Though profoundly different in tone, Principe does something similar in her work on suicide, which re-embodies and reanimates the seemingly frozen-off topic of suicide by bringing it closer, making it more visceral, while also treating it with the tenderness and empathy that this topic deserves. Someone once told me that “death is among us,” and one of the many gripping aspects of Stars Need Counting is the way in which its poetic refrains, motifs, and images—the unsettling taste in one’s mouth, an uncanny glass of water, “observable stars that are already dead” (89)—bring what the writer Al Alvarez famously describes as “the closed world of suicide” into the phenomenal world of the living.
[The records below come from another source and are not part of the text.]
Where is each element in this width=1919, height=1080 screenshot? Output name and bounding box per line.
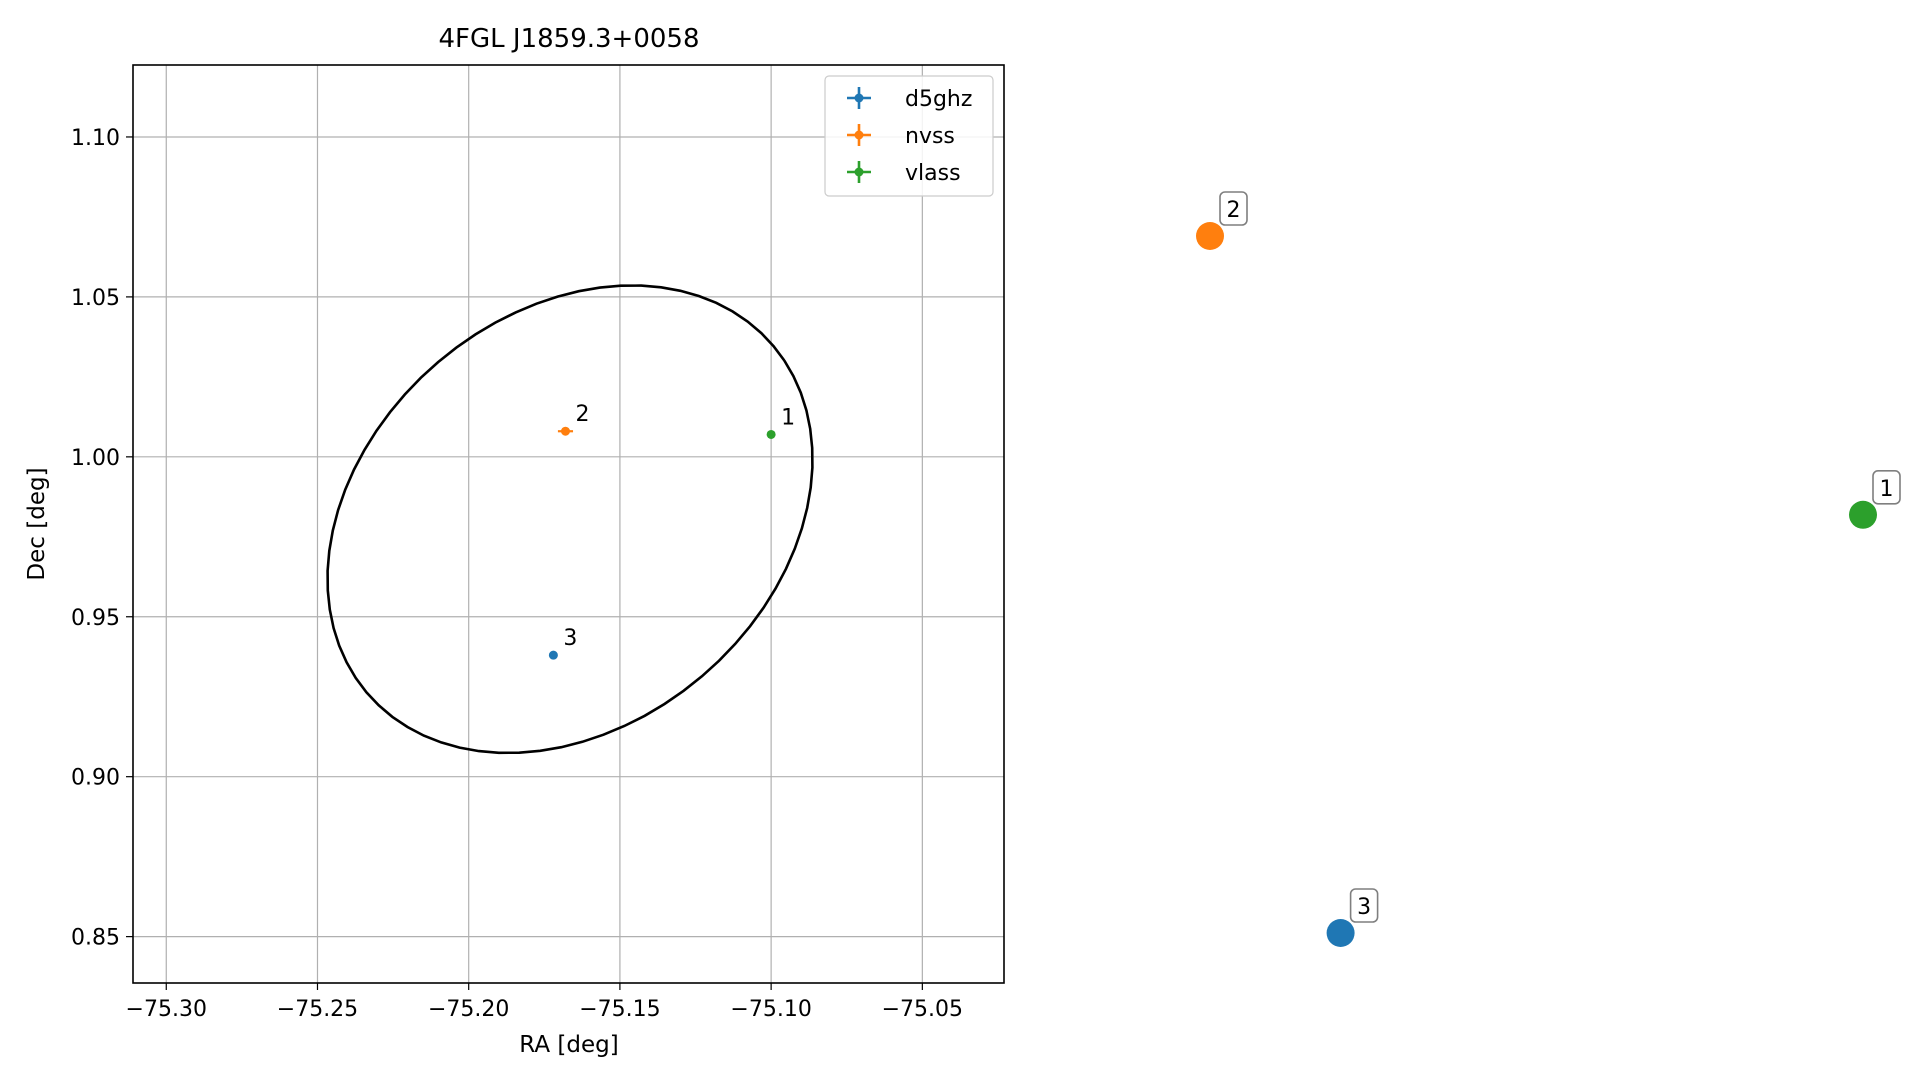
error-ellipse-path bbox=[326, 284, 814, 755]
y-tick-label: 0.85 bbox=[71, 926, 120, 951]
x-tick-label: −75.15 bbox=[579, 997, 660, 1022]
y-tick-label: 1.00 bbox=[71, 446, 120, 471]
plot-frame bbox=[132, 64, 1005, 984]
y-axis-label: Dec [deg] bbox=[24, 467, 50, 580]
data-point-label: 2 bbox=[575, 402, 589, 427]
inset-label-box bbox=[1349, 888, 1379, 923]
inset-marker bbox=[1196, 222, 1224, 250]
y-tick-label: 1.10 bbox=[71, 126, 120, 151]
legend-marker-dot bbox=[854, 167, 864, 177]
inset-label: 3 bbox=[1357, 895, 1371, 920]
inset-label-box bbox=[1872, 469, 1901, 505]
y-tick-label: 0.90 bbox=[71, 766, 120, 791]
x-tick-label: −75.10 bbox=[730, 997, 811, 1022]
x-axis: −75.30 −75.25 −75.20 −75.15 −75.10 −75.05 bbox=[126, 983, 963, 1022]
inset-marker-panel: 1 2 3 bbox=[1196, 191, 1901, 947]
inset-label: 2 bbox=[1227, 198, 1241, 223]
legend-marker-dot bbox=[854, 93, 864, 103]
data-point-label: 3 bbox=[563, 626, 577, 651]
data-point-d5ghz bbox=[548, 650, 558, 660]
error-ellipse bbox=[326, 284, 814, 755]
legend-box bbox=[824, 75, 994, 197]
data-points: 3 2 1 bbox=[548, 402, 795, 660]
x-tick-label: −75.30 bbox=[126, 997, 207, 1022]
chart-title: 4FGL J1859.3+0058 bbox=[439, 24, 700, 54]
x-tick-label: −75.25 bbox=[277, 997, 358, 1022]
legend-label-d5ghz: d5ghz bbox=[905, 87, 972, 112]
y-tick-label: 0.95 bbox=[71, 606, 120, 631]
x-axis-label: RA [deg] bbox=[519, 1032, 618, 1058]
data-point-vlass bbox=[766, 429, 776, 439]
legend-marker-dot bbox=[854, 130, 864, 140]
inset-label: 1 bbox=[1880, 477, 1894, 502]
y-tick-label: 1.05 bbox=[71, 286, 120, 311]
inset-label-box bbox=[1219, 191, 1248, 226]
y-axis: 0.85 0.90 0.95 1.00 1.05 1.10 bbox=[71, 126, 133, 951]
x-tick-label: −75.20 bbox=[428, 997, 509, 1022]
grid bbox=[133, 65, 1004, 983]
inset-marker bbox=[1326, 919, 1355, 947]
legend-label-nvss: nvss bbox=[905, 124, 955, 149]
data-point-nvss bbox=[560, 426, 570, 436]
x-tick-label: −75.05 bbox=[882, 997, 963, 1022]
inset-marker bbox=[1849, 500, 1877, 529]
data-point-label: 1 bbox=[781, 405, 795, 430]
legend: d5ghz nvss vlass bbox=[824, 75, 994, 197]
legend-label-vlass: vlass bbox=[905, 161, 961, 186]
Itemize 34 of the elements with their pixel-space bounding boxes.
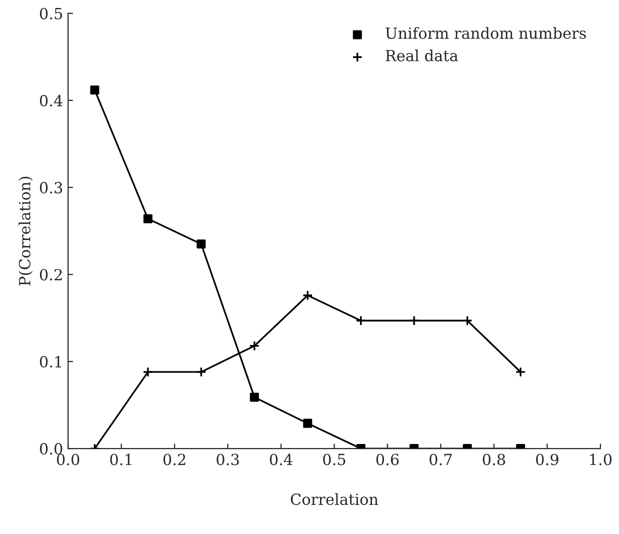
x-tick-label: 0.6 (376, 454, 399, 466)
x-tick-label: 1.0 (590, 454, 612, 466)
x-axis-title: Correlation (290, 493, 378, 506)
point (462, 315, 473, 326)
point (250, 392, 259, 402)
point (515, 366, 526, 378)
legend-label: Uniform random numbers (386, 27, 586, 39)
y-tick-label: 0.0 (40, 443, 62, 455)
x-tick-label: 0.7 (430, 454, 452, 466)
point (142, 366, 154, 378)
x-tick-label: 0.4 (270, 454, 292, 466)
y-tick-label: 0.2 (40, 268, 62, 280)
point (356, 315, 366, 326)
point (143, 214, 152, 224)
x-tick-label: 0.0 (56, 454, 80, 466)
point (303, 418, 312, 428)
point (302, 290, 313, 301)
x-tick-label: 0.9 (536, 454, 558, 466)
x-tick-label: 0.1 (110, 454, 132, 466)
point (196, 366, 206, 378)
x-tick-label: 0.8 (482, 454, 506, 466)
y-tick-label: 0.1 (40, 356, 62, 368)
x-tick-label: 0.3 (216, 454, 239, 466)
x-tick-label: 0.5 (323, 454, 346, 466)
point (90, 85, 100, 94)
point (249, 340, 260, 352)
y-axis-title: P(Correlation) (18, 176, 33, 286)
y-tick-label: 0.5 (40, 8, 62, 20)
point (408, 315, 420, 326)
legend-label: Real data (386, 50, 458, 62)
y-tick-label: 0.4 (40, 94, 62, 106)
x-tick-label: 0.2 (163, 454, 186, 466)
point (196, 240, 206, 249)
y-tick-label: 0.3 (40, 182, 62, 194)
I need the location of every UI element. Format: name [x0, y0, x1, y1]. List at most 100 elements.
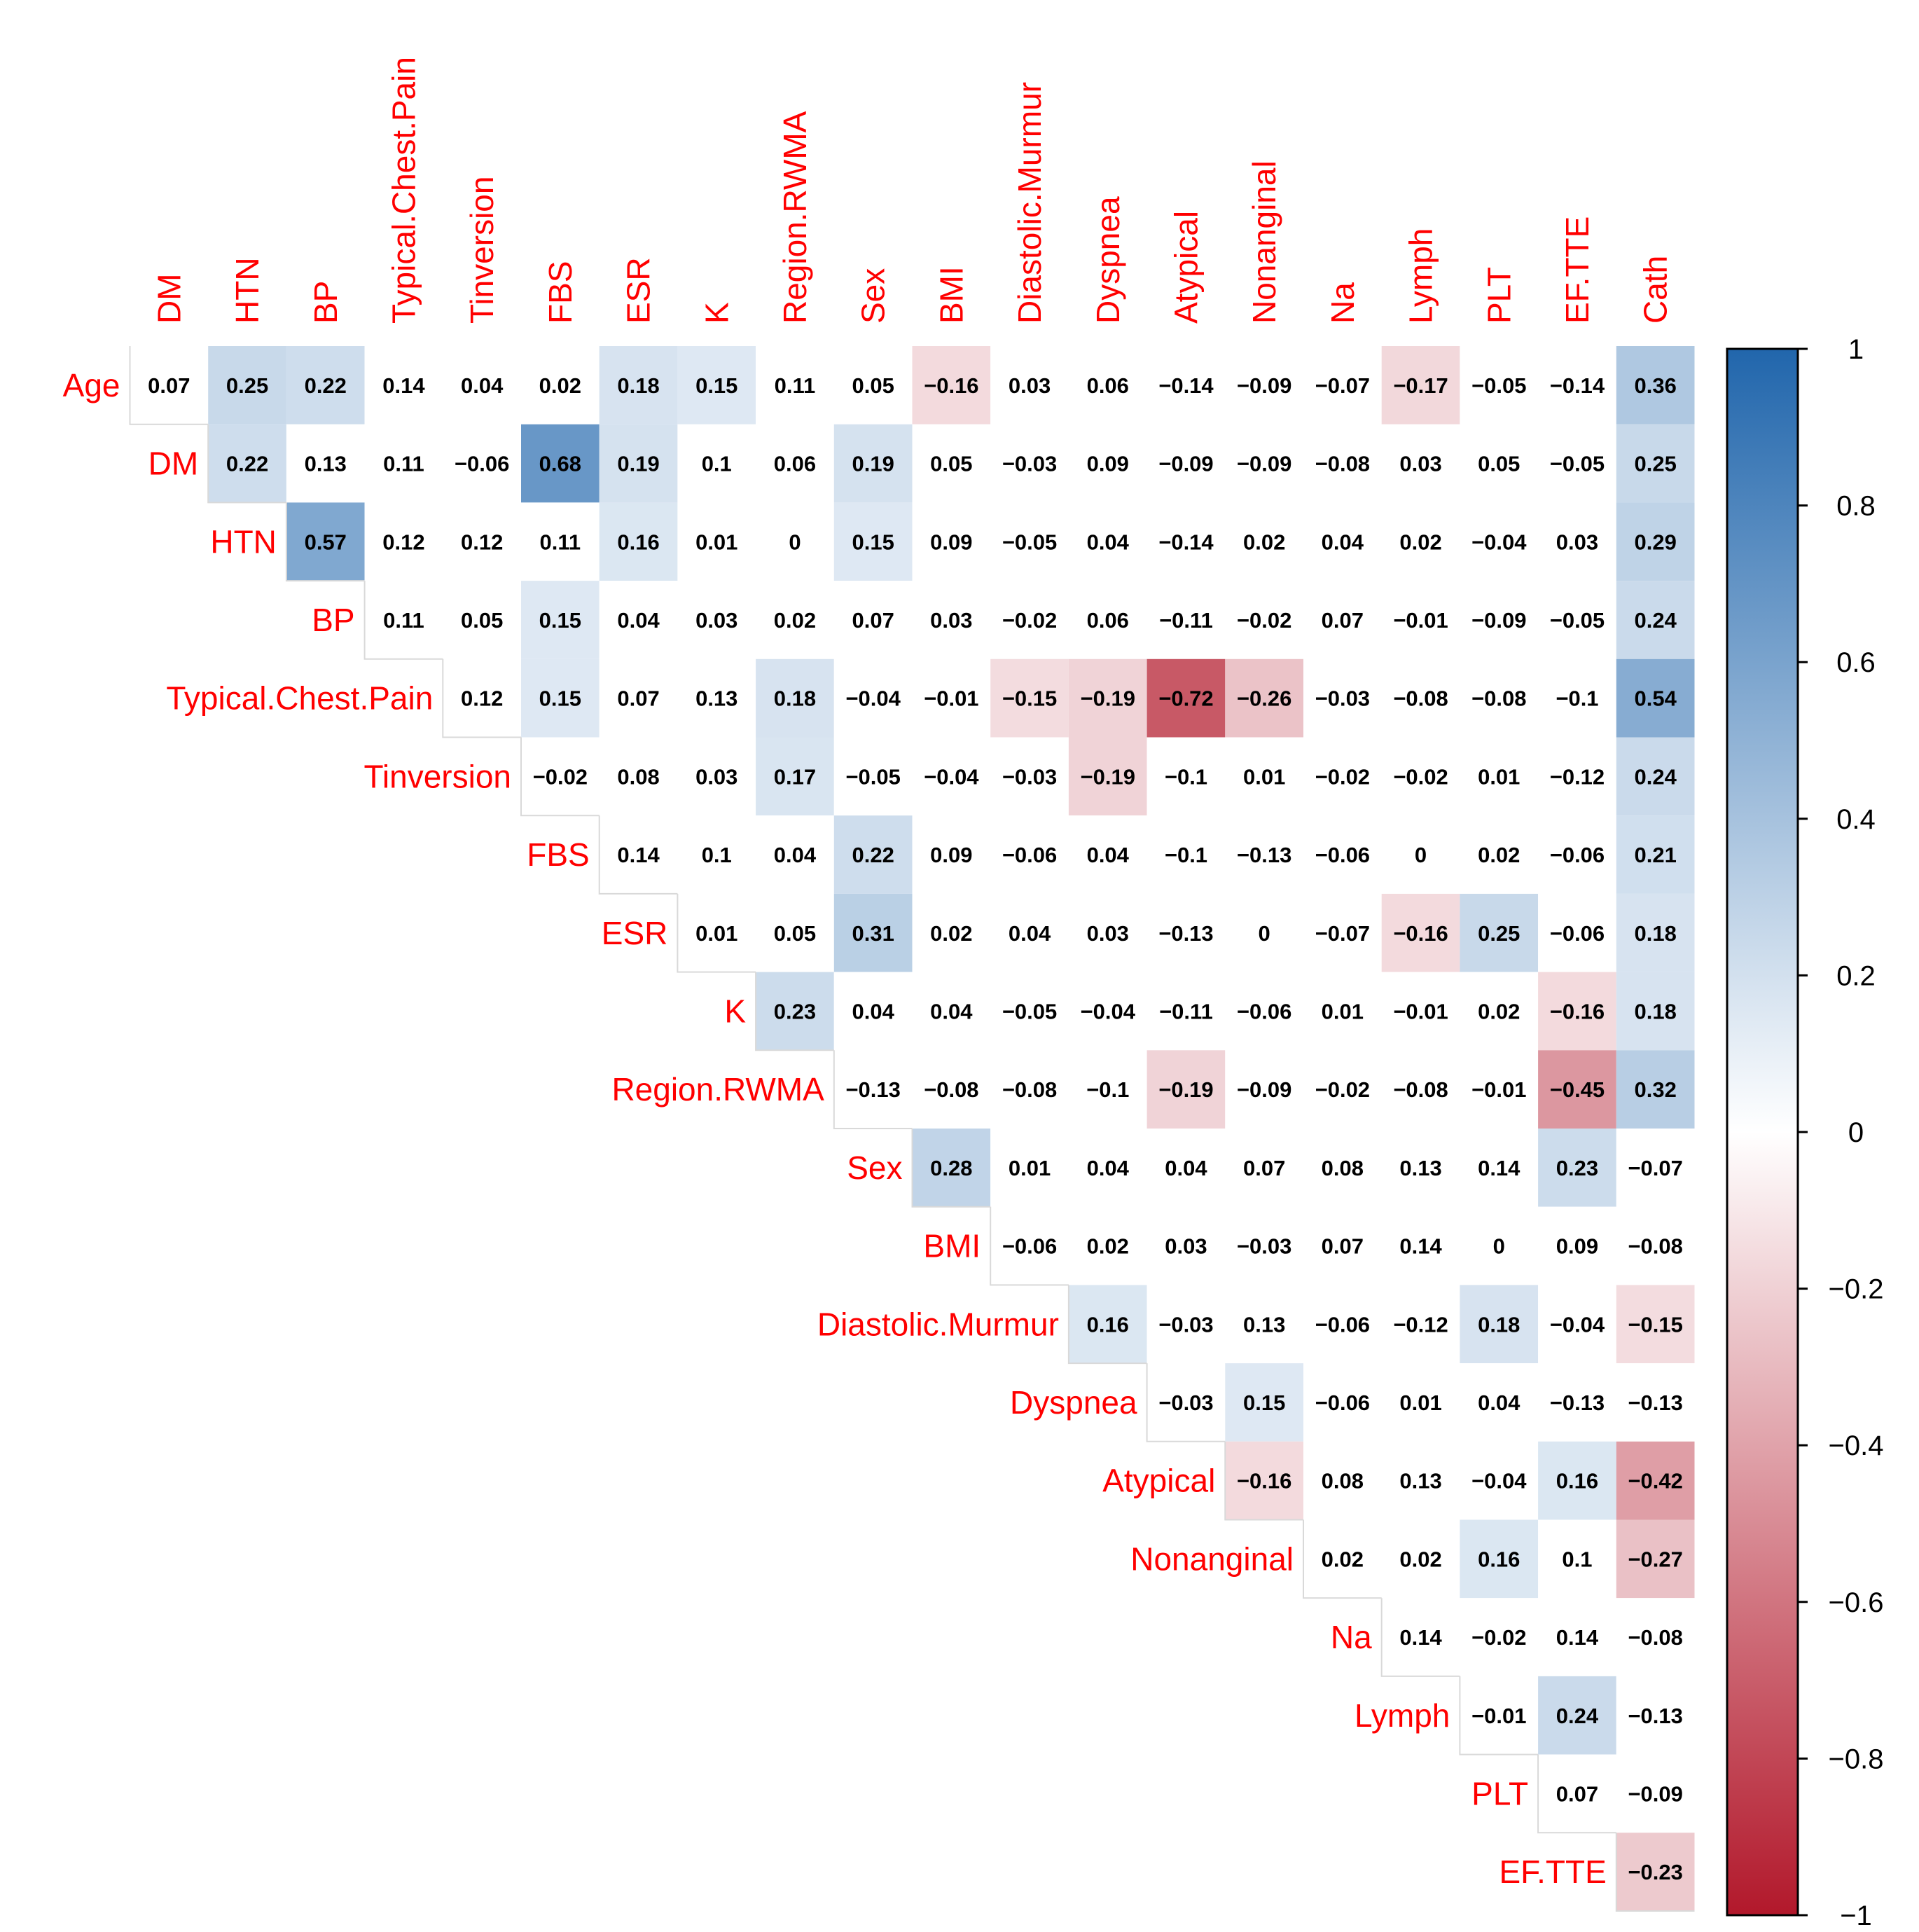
- cell-value: 0.03: [1556, 530, 1598, 554]
- cell-value: 0.07: [617, 686, 659, 711]
- heatmap-cell: [1538, 737, 1616, 816]
- column-label: Cath: [1637, 256, 1674, 324]
- column-label: BMI: [933, 266, 969, 324]
- heatmap-cell: [833, 658, 913, 738]
- cell-value: 0.54: [1634, 686, 1677, 711]
- heatmap-cell: [1381, 1519, 1460, 1599]
- cell-value: 0.05: [930, 452, 972, 476]
- cell-value: 0.23: [774, 999, 816, 1023]
- heatmap-cell: [912, 502, 991, 581]
- heatmap-cell: [677, 737, 756, 816]
- heatmap-cell: [990, 1050, 1069, 1129]
- cell-value: −0.02: [1002, 608, 1057, 633]
- heatmap-cell: [1538, 893, 1616, 972]
- cell-value: 0.23: [1556, 1156, 1598, 1180]
- heatmap-cell: [1460, 502, 1539, 581]
- column-label: K: [698, 302, 735, 324]
- cell-value: −0.05: [1550, 608, 1605, 633]
- heatmap-cell: [1616, 1754, 1695, 1833]
- heatmap-cell: [1381, 502, 1460, 581]
- heatmap-cell: [912, 346, 991, 425]
- cell-value: 0.07: [148, 373, 190, 398]
- triangle-edge: [1380, 1598, 1460, 1677]
- heatmap-cell: [1616, 1519, 1695, 1599]
- cell-value: −0.06: [1002, 1234, 1057, 1259]
- cell-value: −0.1: [1165, 843, 1207, 867]
- heatmap-cell: [1146, 502, 1226, 581]
- triangle-edge: [1615, 1833, 1695, 1912]
- cell-value: 0.05: [774, 921, 816, 946]
- colorbar-tick-label: 1: [1848, 334, 1864, 365]
- heatmap-cell: [521, 424, 600, 503]
- heatmap-cell: [833, 502, 913, 581]
- column-labels: DM HTN BP Typical.Chest.Pain Tinversion FBS ES…: [151, 57, 1673, 324]
- cell-value: 0.01: [1399, 1391, 1441, 1415]
- heatmap-cell: [1068, 1050, 1147, 1129]
- column-label: ESR: [621, 257, 657, 324]
- row-label: K: [724, 993, 746, 1029]
- cell-value: 0.08: [1322, 1156, 1364, 1180]
- cell-value: 0.07: [1322, 608, 1364, 633]
- heatmap-cell: [912, 815, 991, 894]
- cell-value: 0.14: [617, 843, 660, 867]
- heatmap-cell: [1381, 737, 1460, 816]
- cell-value: 0.22: [305, 373, 347, 398]
- cell-value: −0.05: [1550, 452, 1605, 476]
- cell-value: 0.12: [461, 686, 503, 711]
- cell-value: 0.01: [1478, 764, 1520, 789]
- heatmap-cell: [599, 581, 678, 659]
- heatmap-cell: [599, 424, 678, 503]
- cell-value: −0.1: [1556, 686, 1598, 711]
- cell-value: −0.45: [1550, 1077, 1605, 1102]
- heatmap-cell: [756, 658, 834, 738]
- cell-value: 0.02: [1399, 530, 1441, 554]
- heatmap-cell: [1225, 1441, 1303, 1520]
- cell-value: −0.14: [1158, 373, 1214, 398]
- colorbar-tick-label: 0.2: [1836, 960, 1876, 991]
- cell-value: 0.18: [774, 686, 816, 711]
- row-label: Sex: [847, 1150, 902, 1186]
- heatmap-cell: [1225, 1129, 1303, 1207]
- cell-value: 0.01: [695, 921, 737, 946]
- cell-value: 0.14: [1556, 1625, 1599, 1650]
- row-label: Dyspnea: [1010, 1384, 1137, 1421]
- colorbar-tick-label: −0.6: [1829, 1587, 1884, 1618]
- heatmap-cell: [1146, 346, 1226, 425]
- cell-value: −0.08: [1315, 452, 1370, 476]
- row-label: Tinversion: [364, 758, 511, 794]
- cell-value: 0.24: [1634, 764, 1677, 789]
- heatmap-cell: [1538, 502, 1616, 581]
- cell-value: 0.11: [540, 530, 581, 554]
- cell-value: 0.02: [930, 921, 972, 946]
- heatmap-cell: [1068, 346, 1147, 425]
- heatmap-cell: [1538, 1129, 1616, 1207]
- cell-value: −0.06: [1315, 843, 1370, 867]
- cell-value: −0.19: [1158, 1077, 1213, 1102]
- heatmap-cell: [1146, 1363, 1226, 1442]
- cell-value: −0.04: [1081, 999, 1136, 1023]
- cell-value: −0.03: [1315, 686, 1370, 711]
- cell-value: 0.05: [1478, 452, 1520, 476]
- cell-value: −0.08: [924, 1077, 978, 1102]
- cell-value: −0.15: [1002, 686, 1057, 711]
- heatmap-cell: [1146, 1206, 1226, 1285]
- heatmap-cell: [1146, 972, 1226, 1051]
- heatmap-cell: [1381, 1050, 1460, 1129]
- heatmap-cell: [912, 893, 991, 972]
- cell-value: −0.23: [1628, 1860, 1682, 1884]
- heatmap-cell: [912, 658, 991, 738]
- cell-value: 0.03: [695, 764, 737, 789]
- column-label: HTN: [229, 257, 265, 324]
- heatmap-cell: [1068, 972, 1147, 1051]
- heatmap-cell: [1303, 1206, 1382, 1285]
- row-label: PLT: [1471, 1775, 1528, 1812]
- triangle-edge: [1067, 1285, 1147, 1365]
- heatmap-cell: [1225, 737, 1303, 816]
- cell-value: −0.04: [1550, 1312, 1605, 1337]
- heatmap-cell: [1616, 1363, 1695, 1442]
- heatmap-cell: [1538, 1598, 1616, 1676]
- heatmap-cell: [364, 424, 443, 503]
- heatmap-cell: [1303, 424, 1382, 503]
- cell-value: 0.14: [382, 373, 425, 398]
- cell-value: 0.18: [1478, 1312, 1520, 1337]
With its refrains, Principe offers a lattice of associations that ripple through the book, bringing an underlying logic to the text in much the same way as the manifest content of the dream (one of Principe’s intertexts is The Interpretation of Dreams) draws the interpreter to the latent meaning. In this way, Principe uses images, anecdotes, and lyrical references to pick away at the many unknowns encasing the hard shell of suicide, providing clarity and relief by delivering fleeting openings into its “closed world.”

 

When you lose someone to suicide, the question of determining if the person intended to take their life, and of course why, haunts and torments. Shirking (with grace and care) the task of digging into the rabbit hole of intention, Principe’s preface delineates exactly what this book will not provide, including “any categorical claims,” and “a definitive definition of suicide” (2-3). She instead traces suicide’s black hole of intention across several evocative “case studies,” wherein acts of murder-suicide, suicide in war, and “unsolved cases,” such as that of Merriweather Lewis, are intertwined with personal stories and experiences with suicide from the author’s life, as well as quotes and conversations with big-T theory from the likes of Lacan, Blanchot, Malabou, and many others. To use nomenclature from Fournier, Principe uses “lateral citation” to reanimate theory as yet another “life-text” to draw from, which has the obvious levelling effect of bringing down theory while also raising up experiential accounts of suicide, and in so doing providing new prisms for thinking as a result. This, in conjunction with the author’s lyrical prose and occasions of literary critical analysis (ranging from Sylvia Plath to Daniel MacIvor), evokes fresh, revelatory, and at times disarming insights into an act that can feel devastatingly elusive in its aftermath.

 

Work Cited

Alvarez, Al. The Savage God: A Study of Suicide. Random House, 1972.